> Researchers at Rice University developed a method to convert heat into light that could boost solar efficiency from 22% to 80%
The conditional tense signals that the researchers didn't actually do so, but that the study might enable it. The article re-iterates that this is speculation:
> The implications of their discovery are significant. Research from Chloe Doiron, a Rice graduate student, revealed that 20% of industrial energy consumption is wasted through heat. It could also mean an increase in the efficiency of solar cells, which are currently only 22% efficient at their peak. Recycling the thermal energy from solar cells using carbon nanotube technology could increase the efficiency to 80% according to the researchers. ...
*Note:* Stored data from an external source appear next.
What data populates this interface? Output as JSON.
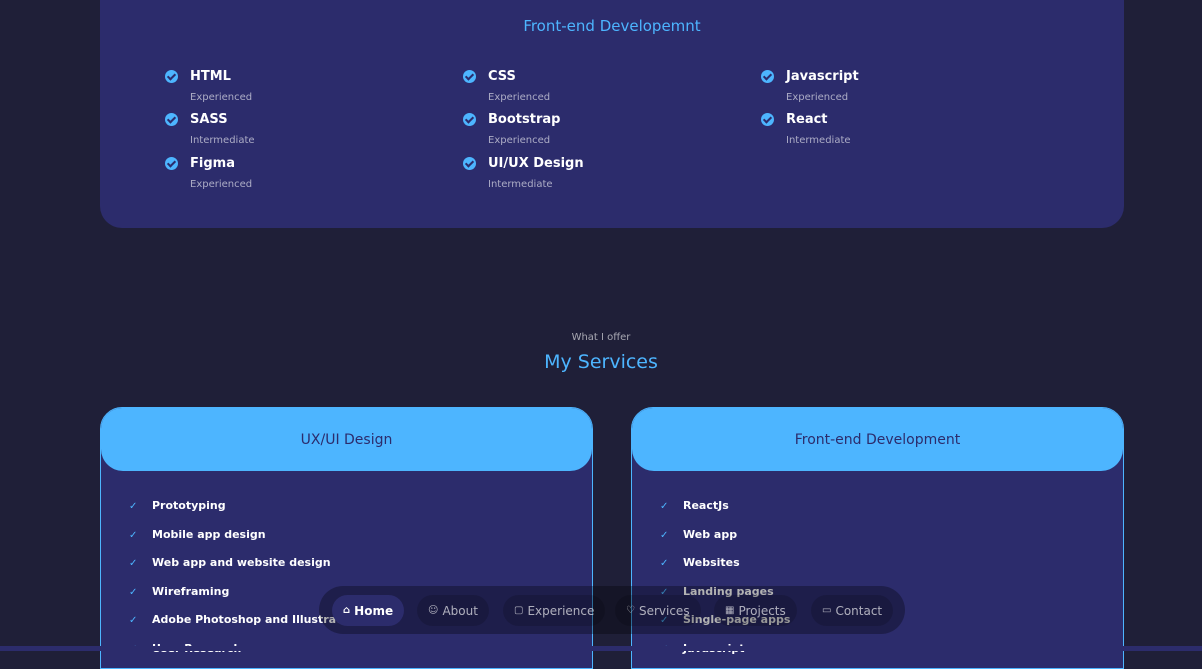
{
  "skills": {
    "title": "Front-end Developemnt",
    "items": [
      {
        "name": "HTML",
        "level": "Experienced"
      },
      {
        "name": "CSS",
        "level": "Experienced"
      },
      {
        "name": "Javascript",
        "level": "Experienced"
      },
      {
        "name": "SASS",
        "level": "Intermediate"
      },
      {
        "name": "Bootstrap",
        "level": "Experienced"
      },
      {
        "name": "React",
        "level": "Intermediate"
      },
      {
        "name": "Figma",
        "level": "Experienced"
      },
      {
        "name": "UI/UX Design",
        "level": "Intermediate"
      }
    ]
  },
  "services": {
    "subtitle": "What I offer",
    "title": "My Services",
    "cards": [
      {
        "title": "UX/UI Design",
        "items": [
          "Prototyping",
          "Mobile app design",
          "Web app and website design",
          "Wireframing",
          "Adobe Photoshop and Illustrator",
          "User Research"
        ]
      },
      {
        "title": "Front-end Development",
        "items": [
          "ReactJs",
          "Web app",
          "Websites",
          "Landing pages",
          "Single-page apps",
          "Javascript"
        ]
      }
    ]
  },
  "nav": {
    "items": [
      {
        "label": "Home",
        "icon": "home-icon",
        "active": true
      },
      {
        "label": "About",
        "icon": "user-icon",
        "active": false
      },
      {
        "label": "Experience",
        "icon": "briefcase-icon",
        "active": false
      },
      {
        "label": "Services",
        "icon": "handshake-icon",
        "active": false
      },
      {
        "label": "Projects",
        "icon": "projects-icon",
        "active": false
      },
      {
        "label": "Contact",
        "icon": "chat-icon",
        "active": false
      }
    ]
  },
  "colors": {
    "background": "#1f1f38",
    "card": "#2c2c6c",
    "accent": "#4db5ff"
  }
}
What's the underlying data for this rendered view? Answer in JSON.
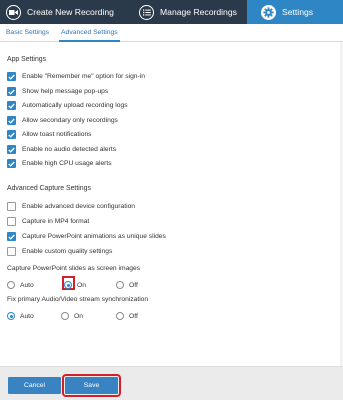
{
  "header": {
    "tabs": [
      {
        "label": "Create New Recording",
        "icon": "video-camera-icon"
      },
      {
        "label": "Manage Recordings",
        "icon": "list-icon"
      },
      {
        "label": "Settings",
        "icon": "gear-icon",
        "active": true
      }
    ]
  },
  "subtabs": {
    "basic": "Basic Settings",
    "advanced": "Advanced Settings",
    "active": "Advanced Settings"
  },
  "app_settings": {
    "title": "App Settings",
    "items": [
      {
        "label": "Enable \"Remember me\" option for sign-in",
        "checked": true
      },
      {
        "label": "Show help message pop-ups",
        "checked": true
      },
      {
        "label": "Automatically upload recording logs",
        "checked": true
      },
      {
        "label": "Allow secondary only recordings",
        "checked": true
      },
      {
        "label": "Allow toast notifications",
        "checked": true
      },
      {
        "label": "Enable no audio detected alerts",
        "checked": true
      },
      {
        "label": "Enable high CPU usage alerts",
        "checked": true
      }
    ]
  },
  "capture_settings": {
    "title": "Advanced Capture Settings",
    "items": [
      {
        "label": "Enable advanced device configuration",
        "checked": false
      },
      {
        "label": "Capture in MP4 format",
        "checked": false
      },
      {
        "label": "Capture PowerPoint animations as unique slides",
        "checked": true
      },
      {
        "label": "Enable custom quality settings",
        "checked": false
      }
    ]
  },
  "ppt_images": {
    "label": "Capture PowerPoint slides as screen images",
    "options": [
      "Auto",
      "On",
      "Off"
    ],
    "selected": "On"
  },
  "av_sync": {
    "label": "Fix primary Audio/Video stream synchronization",
    "options": [
      "Auto",
      "On",
      "Off"
    ],
    "selected": "Auto"
  },
  "footer": {
    "cancel": "Cancel",
    "save": "Save"
  },
  "colors": {
    "topbar": "#2b3a4a",
    "accent": "#2f86c5",
    "highlight": "#d0202a"
  }
}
As far as I can tell, this is functionally just a coating with low emittance in the IR outside a narrow band. A matched PV device that is kept cool can, in principle, approach the Carnot efficiency for the temperature difference between the emitter and the PV junction. If the emitter is the sun, then the source temperature is very high and the Carnot efficiency isn’t a major limit. If the source is a solar panel, I’m having a hard time seeing how this is useful.
I can see this being somewhat useful as a no-moving-parts heat engine for something like a solar concentrator, but there’s another relevant thermodynamic limit: even if this magic material has emissivity 1, it won’t radiate at a greater power per unit area than the blackbody spectrum predicts. At non-crazy temperatures, this is not very high, which will limit output for small things like solar concentrator targets.
So I can see this being useful to convert waste industrial heat, or maybe as a bottoming engine for a combined cycle plant, but I am having trouble understanding how it could be useful for solar.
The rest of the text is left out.